"That '90s Show" is the eleventh episode of Season 19.
After Bart and Lisa discover Marge's diploma from Springfield University, Homer and Marge recount one of the darkest points in their relationship, when Marge fell in love with a university professor, Stefane August.
On a winter day, the Simpson family is freezing inside their house since Homer has not paid the heating bill. Bart and Lisa search through an empty box for items to make the fire hotter, and discover a diploma belonging to Marge from Springfield University. Homer and Marge look shocked to find it and claim it was from their dating years. After Lisa makes some calculations (taking into consideration how Bart's ten and both Homer and Marge are almost forty), she realizes that Homer and Marge didn't get married and have Bart until "way after" high school (probably at least ten years after they graduated). When the kids question their parents about the time between their high school graduation and when they finally got married and had Bart, Marge and Homer proceed to describe one of the darker points of their relationship: the 1990s.
In the flashback, Homer and Marge are happily dating, and are currently living in an apartment at Springfield Place--Marge is an avid reader while Homer's a part of an R&B group alongside Lenny, Carl and Lou. One morning, Marge wakes up to find out she had been accepted into Springfield University, Homer also ends up shocked that she has been admitted, and asks why she didn't tell him (she actually did tell him, but he misinterpreted her discussion of whether she should apply herself to a college with whether she should apply herself to a collage, the latter of which he was against.) but is shocked to learn of the high cost of tuition. Homer, taking pity on Marge, settles on quitting his dream of becoming a musician and instead chooses to work at his dad's popular laser tag warehouse, where he is abused by the children and his father. At Springfield University, Marge is impressed with her surroundings and with the rebellious professor Stefane August, despite Homer's disapproval.
In the present, the repair man arrives and fixes the heater (asking if they wanted to hear the story of his lost love, Marge continues on with the story). Marge soon begins to admire August, and while caressing Homer after his long day at work, realizes she has feelings for her professor. Marge starts talking to Professor August, who has also fallen for her. August begins manipulating Marge by telling her Homer is a simple "townie" who would not appreciate her intellect. A suprised Homer arrives and catches the pair together. In his anger, he reforms his R&B group with a new sound called grunge. His band is renamed to "Sadgasm", and they sing a song called "Politically Incorrect." A ticked off Marge and Homer soon call their relationship over, and Marge leaves to go with Professor August.

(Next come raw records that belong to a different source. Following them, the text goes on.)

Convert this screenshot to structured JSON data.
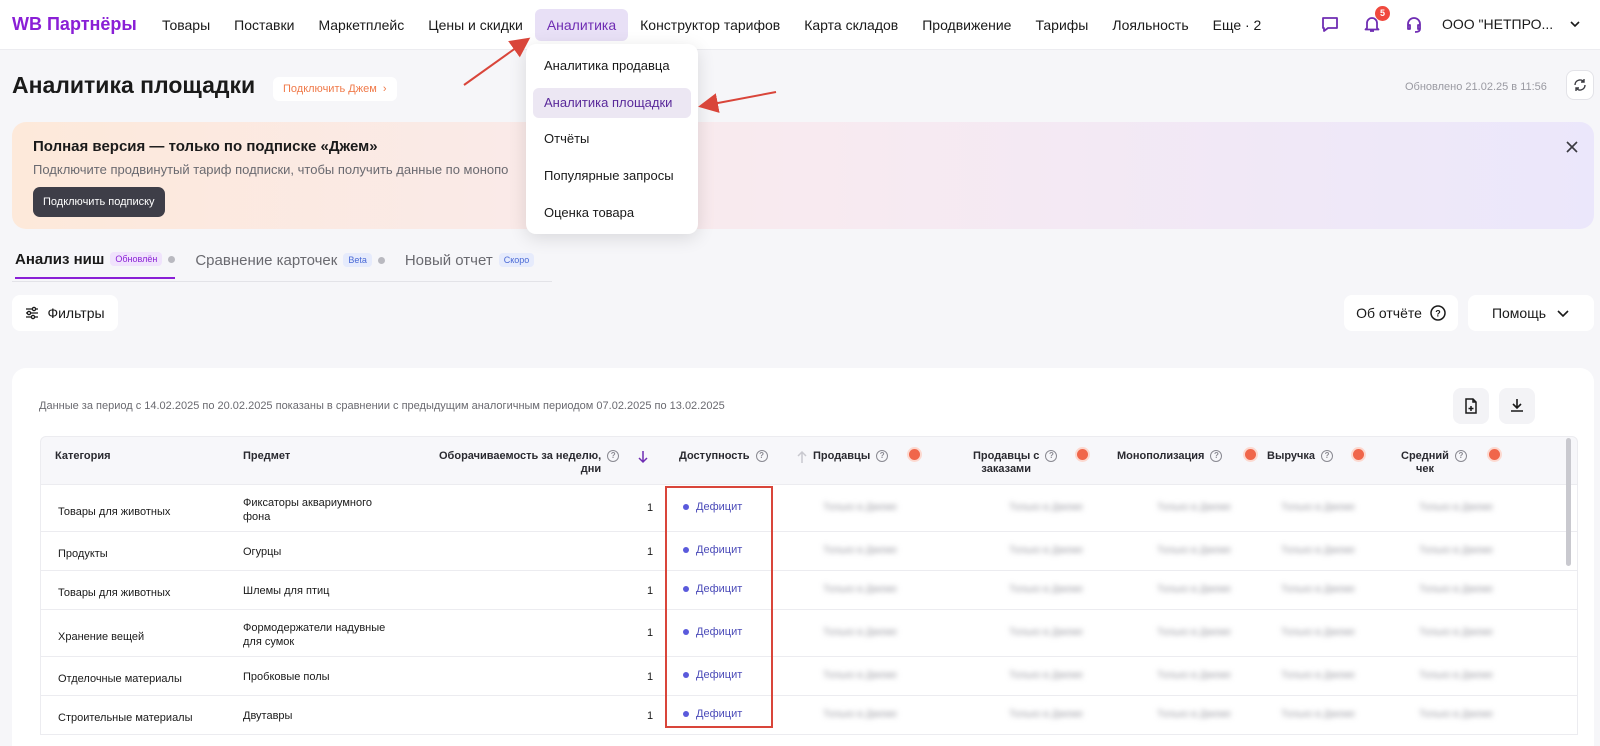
{
  "app": {
    "logo": "WB Партнёры"
  },
  "nav": {
    "items": [
      "Товары",
      "Поставки",
      "Маркетплейс",
      "Цены и скидки",
      "Аналитика",
      "Конструктор тарифов",
      "Карта складов",
      "Продвижение",
      "Тарифы",
      "Лояльность",
      "Еще · 2"
    ],
    "active": "Аналитика",
    "notifications_count": "5",
    "org": "ООО \"НЕТПРО..."
  },
  "dropdown": {
    "items": [
      "Аналитика продавца",
      "Аналитика площадки",
      "Отчёты",
      "Популярные запросы",
      "Оценка товара"
    ],
    "active": "Аналитика площадки"
  },
  "header": {
    "title": "Аналитика площадки",
    "jam_link": "Подключить Джем",
    "updated": "Обновлено 21.02.25 в 11:56"
  },
  "banner": {
    "title": "Полная версия — только по подписке «Джем»",
    "text": "Подключите продвинутый тариф подписки, чтобы получить данные по монопо",
    "button": "Подключить подписку"
  },
  "tabs": [
    {
      "label": "Анализ ниш",
      "badge": "Обновлён"
    },
    {
      "label": "Сравнение карточек",
      "badge": "Beta"
    },
    {
      "label": "Новый отчет",
      "badge": "Скоро"
    }
  ],
  "toolbar": {
    "filters": "Фильтры",
    "about": "Об отчёте",
    "help": "Помощь"
  },
  "report": {
    "period": "Данные за период с 14.02.2025 по 20.02.2025 показаны в сравнении с предыдущим аналогичным периодом 07.02.2025 по 13.02.2025",
    "columns": {
      "category": "Категория",
      "subject": "Предмет",
      "turnover_1": "Оборачиваемость за неделю,",
      "turnover_2": "дни",
      "availability": "Доступность",
      "sellers": "Продавцы",
      "sellers_orders_1": "Продавцы с",
      "sellers_orders_2": "заказами",
      "monopoly": "Монополизация",
      "revenue": "Выручка",
      "avg_1": "Средний",
      "avg_2": "чек"
    },
    "locked_text": "Только в Джеме",
    "rows": [
      {
        "category": "Товары для животных",
        "subject": "Фиксаторы аквариумного фона",
        "turnover": "1",
        "availability": "Дефицит"
      },
      {
        "category": "Продукты",
        "subject": "Огурцы",
        "turnover": "1",
        "availability": "Дефицит"
      },
      {
        "category": "Товары для животных",
        "subject": "Шлемы для птиц",
        "turnover": "1",
        "availability": "Дефицит"
      },
      {
        "category": "Хранение вещей",
        "subject": "Формодержатели надувные для сумок",
        "turnover": "1",
        "availability": "Дефицит"
      },
      {
        "category": "Отделочные материалы",
        "subject": "Пробковые полы",
        "turnover": "1",
        "availability": "Дефицит"
      },
      {
        "category": "Строительные материалы",
        "subject": "Двутавры",
        "turnover": "1",
        "availability": "Дефицит"
      }
    ]
  },
  "colors": {
    "brand": "#8a1fd6",
    "annotation": "#d9453a",
    "deficit": "#4a4ab8"
  }
}
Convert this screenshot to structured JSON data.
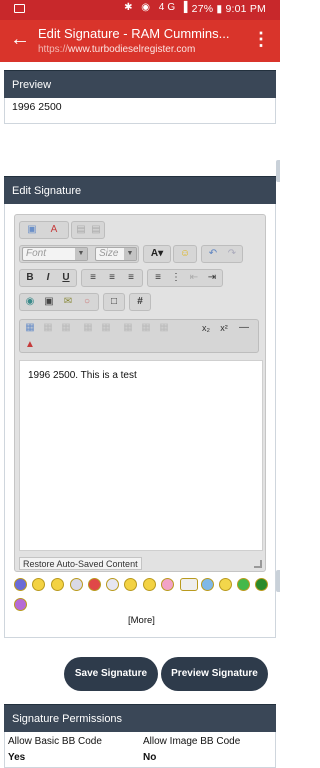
{
  "status_bar": {
    "time": "27% ▮ 9:01 PM",
    "icons": "✱ ◉ 4G ▌"
  },
  "app_bar": {
    "title": "Edit Signature - RAM Cummins...",
    "url_scheme": "https://",
    "url_host": "www.turbodieselregister.com",
    "back_icon": "arrow-left-icon",
    "menu_icon": "overflow-menu-icon"
  },
  "preview": {
    "heading": "Preview",
    "text": "1996 2500"
  },
  "edit_signature": {
    "heading": "Edit Signature",
    "font_select": "Font",
    "size_select": "Size",
    "editor_text": "1996 2500. This is a test",
    "restore_label": "Restore Auto-Saved Content",
    "more_label": "[More]"
  },
  "buttons": {
    "save": "Save Signature",
    "preview": "Preview Signature"
  },
  "permissions": {
    "heading": "Signature Permissions",
    "items": [
      {
        "label": "Allow Basic BB Code",
        "value": "Yes"
      },
      {
        "label": "Allow Image BB Code",
        "value": "No"
      }
    ]
  },
  "colors": {
    "status_bar": "#c8282b",
    "app_bar": "#d9342b",
    "panel_header": "#3a4757",
    "button_pill": "#2e3b4b"
  }
}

Homer goes to Moe, who at this point owns a cigar bar. Receiving no help from Moe, Homer goes on to perform a new song called "Shave Me," which causes him to become so famous that "Weird Al" Yankovic parodies his song, calling it "Brain Freeze." Marge finds Homer's music unnerving. Marge and August kiss, it is August's first kiss and Marge's second kiss. When running onto the beach, August reveals he and Marge share two very different views on marriage. After the two argue, Marge breaks up with him, breaking his heart. A miserable Marge watches television and is surprised to see Homer made a song dedicated to her, called "Margerine". A special news report with Kurt Loder interrupts, revealing Sadgasm had broken up and Homer is holed up in his mansion, miserable. Arriving there, Marge thinks Homer had been doing drugs and soon begins caring for him. It turns out the needles were insulin for his diabetes. The two soon re-unite. Marge reveals to Bart and Lisa that she learned "Homie is where my heart is". Homer then says that when they were together again, he was too happy to grunge again. While they kiss, a now aged August walking his dog outside sees it and says: "Townies."
Behind the Laughter
An estimated 7.58 million viewers tuned in to the episode. Richard Keller of TV squad enjoyed the many cultural references to the 1990s, but felt disappointed that the episode changed the Simpsons continuity. Robert Canning of IGN strongly disliked the episode, also feeling that the continuity change was not a good choice. He said, "What 'That '90s Show' did was neither cool nor interesting. Instead, it insulted lifelong Simpsons fans everywhere. With this episode, the writers chose to change the history of the Simpson family." He gave the episode a 3/10, and suggested that this episode should have been set a decade earlier to fit classic Simpsons continuity.